Je me demande si quelqu’un a des grilles de tarif sur les prestations d’offshore proposées par les SSII au Maroc car j’ai des doutes, compte tenu des salaires pratiqués actuellement, que l’on puisse arriver aux mêmes tarifs ?
MAJ :
Au sujet des salaires, je retrouve dans mes archives un article de l’économiste intitulé “Fissures dans le plan «10.000 ingénieurs»” qui parle du manque d’ingénieurs au Maroc et de la pénurie qui s’installe.
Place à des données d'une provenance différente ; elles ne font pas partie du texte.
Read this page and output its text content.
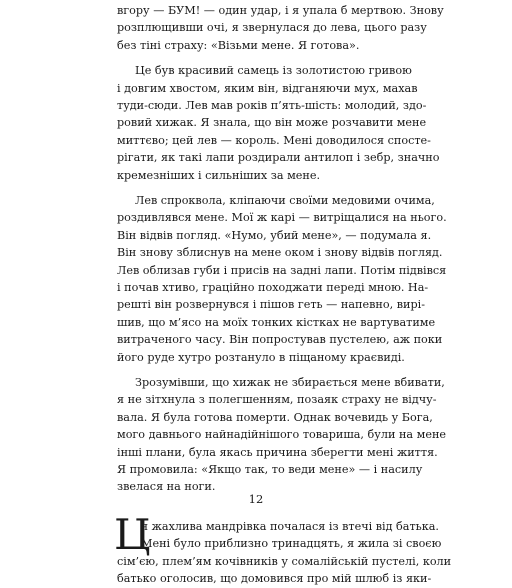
вгору — БУМ! — один удар, і я упала б мертвою. Знову
розплющивши очі, я звернулася до лева, цього разу
без тіні страху: «Візьми мене. Я готова».
Це був красивий самець із золотистою гривою
і довгим хвостом, яким він, відганяючи мух, махав
туди-сюди. Лев мав років п’ять-шість: молодий, здо-
ровий хижак. Я знала, що він може розчавити мене
миттєво; цей лев — король. Мені доводилося спосте-
рігати, як такі лапи роздирали антилоп і зебр, значно
кремезніших і сильніших за мене.
Лев спроквола, кліпаючи своїми медовими очима,
роздивлявся мене. Мої ж карі — витріщалися на нього.
Він відвів погляд. «Нумо, убий мене», — подумала я.
Він знову зблиснув на мене оком і знову відвів погляд.
Лев облизав губи і присів на задні лапи. Потім підвівся
і почав хтиво, граційно походжати переді мною. На-
решті він розвернувся і пішов геть — напевно, вирі-
шив, що м’ясо на моїх тонких кістках не вартуватиме
витраченого часу. Він попростував пустелею, аж поки
його руде хутро розтануло в піщаному краєвиді.
Зрозумівши, що хижак не збирається мене вбивати,
я не зітхнула з полегшенням, позаяк страху не відчу-
вала. Я була готова померти. Однак вочевидь у Бога,
мого давнього найнадійнішого товариша, були на мене
інші плани, була якась причина зберегти мені життя.
Я промовила: «Якщо так, то веди мене» — і насилу
звелася на ноги.
Ц
я жахлива мандрівка почалася із втечі від батька.
Мені було приблизно тринадцять, я жила зі своєю
сім’єю, плем’ям кочівників у сомалійській пустелі, коли
батько оголосив, що домовився про мій шлюб із яки-
12
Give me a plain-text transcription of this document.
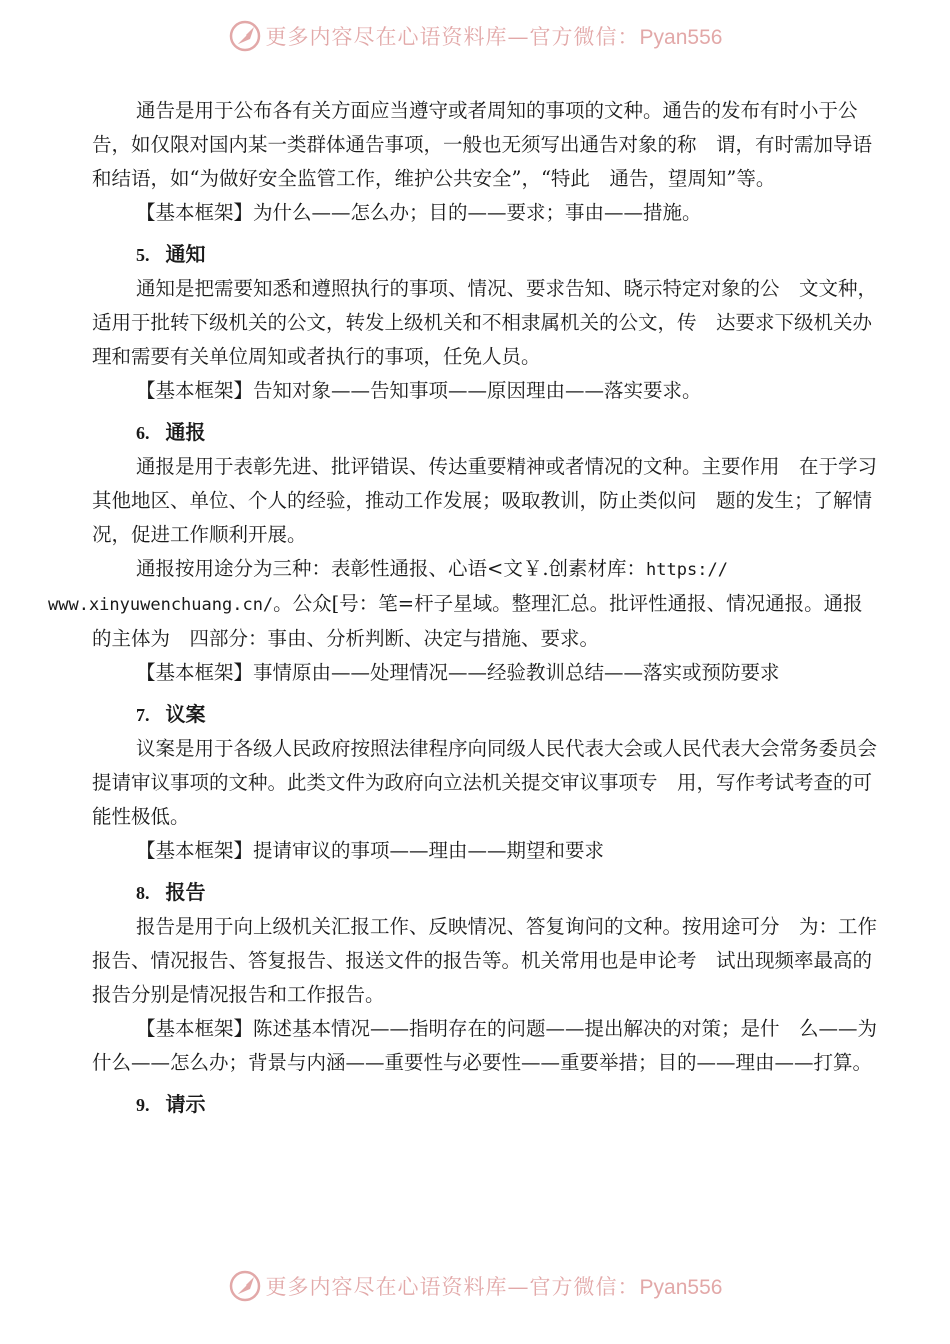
更多内容尽在心语资料库—官方微信：Pyan556

通告是用于公布各有关方面应当遵守或者周知的事项的文种。通告的发布有时小于公告，如仅限对国内某一类群体通告事项，一般也无须写出通告对象的称　谓，有时需加导语和结语，如“为做好安全监管工作，维护公共安全”，“特此　通告，望周知”等。

【基本框架】为什么——怎么办；目的——要求；事由——措施。

5. 通知

通知是把需要知悉和遵照执行的事项、情况、要求告知、晓示特定对象的公　文文种，适用于批转下级机关的公文，转发上级机关和不相隶属机关的公文，传　达要求下级机关办理和需要有关单位周知或者执行的事项，任免人员。

【基本框架】告知对象——告知事项——原因理由——落实要求。

6. 通报

通报是用于表彰先进、批评错误、传达重要精神或者情况的文种。主要作用　在于学习其他地区、单位、个人的经验，推动工作发展；吸取教训，防止类似问　题的发生；了解情况，促进工作顺利开展。

通报按用途分为三种：表彰性通报、心语<文￥.创素材库：https://
www.xinyuwenchuang.cn/。公众[号：笔=杆子星域。整理汇总。批评性通报、情况通报。通报的主体为　四部分：事由、分析判断、决定与措施、要求。

【基本框架】事情原由——处理情况——经验教训总结——落实或预防要求

7. 议案

议案是用于各级人民政府按照法律程序向同级人民代表大会或人民代表大会常务委员会提请审议事项的文种。此类文件为政府向立法机关提交审议事项专　用，写作考试考查的可能性极低。

【基本框架】提请审议的事项——理由——期望和要求

8. 报告

报告是用于向上级机关汇报工作、反映情况、答复询问的文种。按用途可分　为：工作报告、情况报告、答复报告、报送文件的报告等。机关常用也是申论考　试出现频率最高的报告分别是情况报告和工作报告。

【基本框架】陈述基本情况——指明存在的问题——提出解决的对策；是什　么——为什么——怎么办；背景与内涵——重要性与必要性——重要举措；目的——理由——打算。

9. 请示
更多内容尽在心语资料库—官方微信：Pyan556
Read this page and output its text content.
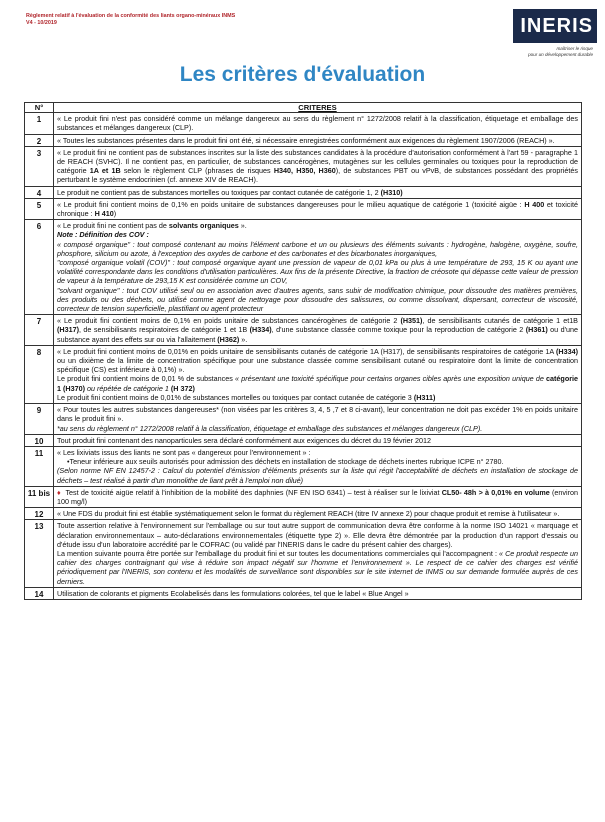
Règlement relatif à l'évaluation de la conformité des liants organo-minéraux INMS
V4 - 10/2019	INERIS
maîtriser le risque
pour un développement durable
Les critères d'évaluation
N°	CRITERES
1	« Le produit fini n'est pas considéré comme un mélange dangereux au sens du règlement n° 1272/2008 relatif à la classification, étiquetage et emballage des substances et mélanges dangereux (CLP).
2	« Toutes les substances présentes dans le produit fini ont été, si nécessaire enregistrées conformément aux exigences du règlement 1907/2006 (REACH) ».
3	« Le produit fini ne contient pas de substances inscrites sur la liste des substances candidates à la procédure d'autorisation conformément à l'art 59 - paragraphe 1 de REACH (SVHC). Il ne contient pas, en particulier, de substances cancérogènes, mutagènes sur les cellules germinales ou toxiques pour la reproduction de catégorie 1A et 1B selon le règlement CLP (phrases de risques H340, H350, H360), de substances PBT ou vPvB, de substances possédant des propriétés perturbant le système endocrinien (cf. annexe XIV de REACH).
4	Le produit ne contient pas de substances mortelles ou toxiques par contact cutanée de catégorie 1, 2 (H310)
5	« Le produit fini contient moins de 0,1% en poids unitaire de substances dangereuses pour le milieu aquatique de catégorie 1 (toxicité aigüe : H 400 et toxicité chronique : H 410)
6	« Le produit fini ne contient pas de solvants organiques ».
Note : Définition des COV :
« composé organique" : tout composé contenant au moins l'élément carbone et un ou plusieurs des éléments suivants : hydrogène, halogène, oxygène, soufre, phosphore, silicium ou azote, à l'exception des oxydes de carbone et des carbonates et des bicarbonates inorganiques,
"composé organique volatil (COV)" : tout composé organique ayant une pression de vapeur de 0,01 kPa ou plus à une température de 293, 15 K ou ayant une volatilité correspondante dans les conditions d'utilisation particulières. Aux fins de la présente Directive, la fraction de créosote qui dépasse cette valeur de pression de vapeur à la température de 293,15 K est considérée comme un COV,
"solvant organique" : tout COV utilisé seul ou en association avec d'autres agents, sans subir de modification chimique, pour dissoudre des matières premières, des produits ou des déchets, ou utilisé comme agent de nettoyage pour dissoudre des salissures, ou comme dissolvant, dispersant, correcteur de viscosité, correcteur de tension superficielle, plastifiant ou agent protecteur

7	« Le produit fini contient moins de 0,1% en poids unitaire de substances cancérogènes de catégorie 2 (H351), de sensibilisants cutanés de catégorie 1 et1B (H317), de sensibilisants respiratoires de catégorie 1 et 1B (H334), d'une substance classée comme toxique pour la reproduction de catégorie 2 (H361) ou d'une substance ayant des effets sur ou via l'allaitement (H362) ».
8	« Le produit fini contient moins de 0,01% en poids unitaire de sensibilisants cutanés de catégorie 1A (H317), de sensibilisants respiratoires de catégorie 1A (H334) ou un dixième de la limite de concentration spécifique pour une substance classée comme sensibilisant cutané ou respiratoire dont la limite de concentration spécifique (CS) est inférieure à 0,1%) ».
Le produit fini contient moins de 0,01 % de substances « présentant une toxicité spécifique pour certains organes cibles après une exposition unique de catégorie 1 (H370) ou répétée de catégorie 1 (H 372)
Le produit fini contient moins de 0,01% de substances mortelles ou toxiques par contact cutanée de catégorie 3 (H311)

9	« Pour toutes les autres substances dangereuses* (non visées par les critères 3, 4, 5 ,7 et 8 ci-avant), leur concentration ne doit pas excéder 1% en poids unitaire dans le produit fini ».
*au sens du règlement n° 1272/2008 relatif à la classification, étiquetage et emballage des substances et mélanges dangereux (CLP).

10	Tout produit fini contenant des nanoparticules sera déclaré conformément aux exigences du décret du 19 février 2012
11	« Les lixiviats issus des liants ne sont pas « dangereux pour l'environnement » :
•Teneur inférieure aux seuils autorisés pour admission des déchets en installation de stockage de déchets inertes rubrique ICPE n° 2780.
(Selon norme NF EN 12457-2 : Calcul du potentiel d'émission d'éléments présents sur la liste qui régit l'acceptabilité de déchets en installation de stockage de déchets – test réalisé à partir d'un monolithe de liant prêt à l'emploi non dilué)

11 bis	♦ Test de toxicité aigüe relatif à l'inhibition de la mobilité des daphnies (NF EN ISO 6341) – test à réaliser sur le lixiviat CL50- 48h > à 0,01% en volume (environ 100 mg/l)
12	« Une FDS du produit fini est établie systématiquement selon le format du règlement REACH (titre IV annexe 2) pour chaque produit et remise à l'utilisateur ».
13	Toute assertion relative à l'environnement sur l'emballage ou sur tout autre support de communication devra être conforme à la norme ISO 14021 « marquage et déclaration environnementaux – auto-déclarations environnementales (étiquette type 2) ». Elle devra être démontrée par la production d'un rapport d'essais ou d'étude issu d'un laboratoire accrédité par le COFRAC (ou validé par l'INERIS dans le cadre du présent cahier des charges).
La mention suivante pourra être portée sur l'emballage du produit fini et sur toutes les documentations commerciales qui l'accompagnent : « Ce produit respecte un cahier des charges contraignant qui vise à réduire son impact négatif sur l'homme et l'environnement ». Le respect de ce cahier des charges est vérifié périodiquement par l'INERIS, son contenu et les modalités de surveillance sont disponibles sur le site internet de INMS ou sur demande formulée auprès de ces derniers.

14	Utilisation de colorants et pigments Ecolabelisés dans les formulations colorées, tel que le label « Blue Angel »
En final c’est plutôt une bonne nouvelle pour les ingénieurs (avec une spécialité en informatique) dont les salaires progressent :
Depuis 2-3 ans, l’Ensem bénéficie aussi de la très bonne météo sur le marché des ingénieurs. Les salaires de ses lauréats commencent à partir de 9.000 DH, voire 12.000 pour certains.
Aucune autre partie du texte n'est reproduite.